To top it off.....they retire at 55 yrs of age with a full health package,life insurance cash in and 75% of their fianl average salary.

Empty Pockets
10-12-2004, 10:03 AM
Here in Bellmore (1,250 students - 3 school buildings) there are three district wide administrators who take home a combined $411,800.

The cost per student just for the Superintendent is an astonishing $161! He just got a $16,800 raise.

His assistant business director, with one year on the job, got a $15,000 raise to $125,000.

And then there's the new assistant Instruction super, a former principal....who knows how much he got, but last year's salary list had him at $113K.

Bellmore/Merrick taxpayers finance too much at the top.

fc watcher
10-12-2004, 10:21 AM
no wonder fc had to go Roslyn

TEACHERS & PTA
05-14-2005, 11:10 PM
no wonder fc had to go Roslyn
________
Cargo (http://www.ford-wiki.com/wiki/Ford_Cargo)

05-15-2005, 01:11 AM
C'mon Roy, get out of the other towns forums. It says "Merge school administration" Not "MARGE school administration". You gotta read Roy, you gotta read.

its time now1
01-17-2006, 08:16 AM
It makes sense to have schools managed by the Town Supervisor.

Will get rid of $300/year superintendents and $150 business managers.

These people are not CEO's they merely manage a budget without profit responsibility.

If they were in Citibank or Chase they would be paid $90K and $75k respectively based on their job description.

Their operations functions fit nicely in Town responsibilities with huge cost savings.

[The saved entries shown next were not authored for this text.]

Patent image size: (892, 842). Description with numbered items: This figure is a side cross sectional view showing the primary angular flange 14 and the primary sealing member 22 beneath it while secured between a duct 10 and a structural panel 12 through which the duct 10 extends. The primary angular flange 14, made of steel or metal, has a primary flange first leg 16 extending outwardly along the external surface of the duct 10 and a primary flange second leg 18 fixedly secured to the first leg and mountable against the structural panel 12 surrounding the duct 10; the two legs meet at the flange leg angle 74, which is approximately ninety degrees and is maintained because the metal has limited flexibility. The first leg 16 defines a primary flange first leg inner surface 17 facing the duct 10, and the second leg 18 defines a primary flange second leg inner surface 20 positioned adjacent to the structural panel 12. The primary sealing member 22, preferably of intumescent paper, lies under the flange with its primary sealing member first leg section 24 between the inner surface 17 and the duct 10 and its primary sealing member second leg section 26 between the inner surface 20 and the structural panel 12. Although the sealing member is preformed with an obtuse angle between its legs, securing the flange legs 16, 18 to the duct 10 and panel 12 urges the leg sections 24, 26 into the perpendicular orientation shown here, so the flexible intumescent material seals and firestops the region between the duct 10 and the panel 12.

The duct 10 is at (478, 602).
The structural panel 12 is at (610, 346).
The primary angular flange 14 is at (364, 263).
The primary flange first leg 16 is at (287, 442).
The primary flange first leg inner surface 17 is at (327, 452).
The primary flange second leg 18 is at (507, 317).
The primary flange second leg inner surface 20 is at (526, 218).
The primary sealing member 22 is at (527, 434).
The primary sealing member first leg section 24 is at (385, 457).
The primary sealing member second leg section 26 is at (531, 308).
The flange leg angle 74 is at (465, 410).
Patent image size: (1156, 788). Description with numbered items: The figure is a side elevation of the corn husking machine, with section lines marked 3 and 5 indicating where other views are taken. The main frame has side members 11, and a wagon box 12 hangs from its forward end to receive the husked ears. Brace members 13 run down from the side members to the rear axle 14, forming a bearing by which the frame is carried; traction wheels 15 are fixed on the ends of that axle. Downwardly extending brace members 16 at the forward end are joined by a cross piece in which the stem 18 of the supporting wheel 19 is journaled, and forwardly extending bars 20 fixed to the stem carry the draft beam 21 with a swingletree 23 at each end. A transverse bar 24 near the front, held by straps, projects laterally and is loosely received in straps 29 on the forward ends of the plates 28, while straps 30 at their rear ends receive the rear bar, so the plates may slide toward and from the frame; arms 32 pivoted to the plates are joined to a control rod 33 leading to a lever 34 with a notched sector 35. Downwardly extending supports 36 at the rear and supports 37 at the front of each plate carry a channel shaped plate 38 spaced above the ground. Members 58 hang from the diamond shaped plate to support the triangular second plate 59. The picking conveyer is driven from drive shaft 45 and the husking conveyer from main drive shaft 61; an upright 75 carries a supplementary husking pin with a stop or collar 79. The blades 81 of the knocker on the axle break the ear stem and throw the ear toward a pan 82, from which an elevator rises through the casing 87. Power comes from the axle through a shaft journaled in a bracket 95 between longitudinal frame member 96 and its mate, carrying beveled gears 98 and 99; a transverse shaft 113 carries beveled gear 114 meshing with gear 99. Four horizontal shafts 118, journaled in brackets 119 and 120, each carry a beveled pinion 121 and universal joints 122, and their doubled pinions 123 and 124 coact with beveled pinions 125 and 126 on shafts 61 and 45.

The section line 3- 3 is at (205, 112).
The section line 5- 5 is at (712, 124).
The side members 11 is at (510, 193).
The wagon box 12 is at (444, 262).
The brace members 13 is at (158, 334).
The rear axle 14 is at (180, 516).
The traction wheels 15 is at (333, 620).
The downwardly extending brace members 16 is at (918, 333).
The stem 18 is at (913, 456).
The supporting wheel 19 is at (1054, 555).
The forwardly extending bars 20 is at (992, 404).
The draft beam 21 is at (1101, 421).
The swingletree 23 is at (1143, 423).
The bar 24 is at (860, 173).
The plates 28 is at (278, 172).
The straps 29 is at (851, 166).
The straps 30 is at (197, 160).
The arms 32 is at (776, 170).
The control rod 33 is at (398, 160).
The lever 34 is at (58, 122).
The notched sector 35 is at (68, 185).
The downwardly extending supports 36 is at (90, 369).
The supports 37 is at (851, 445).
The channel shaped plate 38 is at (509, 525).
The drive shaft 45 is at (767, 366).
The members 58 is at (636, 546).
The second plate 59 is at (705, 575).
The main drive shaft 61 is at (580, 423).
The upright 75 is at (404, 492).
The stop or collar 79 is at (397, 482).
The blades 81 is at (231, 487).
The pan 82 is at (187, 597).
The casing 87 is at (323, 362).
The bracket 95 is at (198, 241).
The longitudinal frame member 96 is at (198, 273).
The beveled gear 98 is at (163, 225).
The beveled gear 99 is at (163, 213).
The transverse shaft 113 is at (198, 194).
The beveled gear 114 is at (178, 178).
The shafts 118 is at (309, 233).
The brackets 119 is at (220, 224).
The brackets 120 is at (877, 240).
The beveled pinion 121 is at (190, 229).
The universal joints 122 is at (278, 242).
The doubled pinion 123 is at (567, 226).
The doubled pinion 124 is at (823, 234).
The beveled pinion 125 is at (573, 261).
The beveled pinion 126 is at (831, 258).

School boards would remain with budget and education decisions administered by the Town.

:!:

do it 06
03-07-2006, 10:35 AM
C'mon Roy, get out of the other towns forums. It says "Merge school administration" Not "MARGE school administration". You gotta read Roy, you gotta read. :twisted:

03-07-2006, 11:19 AM
Teachers' unions and administrators will fight any move to merge. Think about it. Each district union has its little empire with plenty of extra perks for teacher reps and leaders. Each district has its little circle of administrators receiving perks ad nauseum. Moral of the story: LI taxpayers are scr*wed . 120+ districts keep our taxes HIGH and our communities segregated.

union member2
03-07-2006, 11:58 AM
Just so you know; we could not care less if they merged administrations. Sounds efficient to me. Just let the teachers teach with reasonable 25, class sizes and supplies for the kids. Admin does nothing for us or the kids anyway.

03-08-2006, 08:57 PM
why would unions care? the fewer bosses the better. they barely get evaluated today. half of them spend their days showing videos of pop movies so they don't have to teach. imagine if there were 50% fewer people to supervise them. can you say field trip?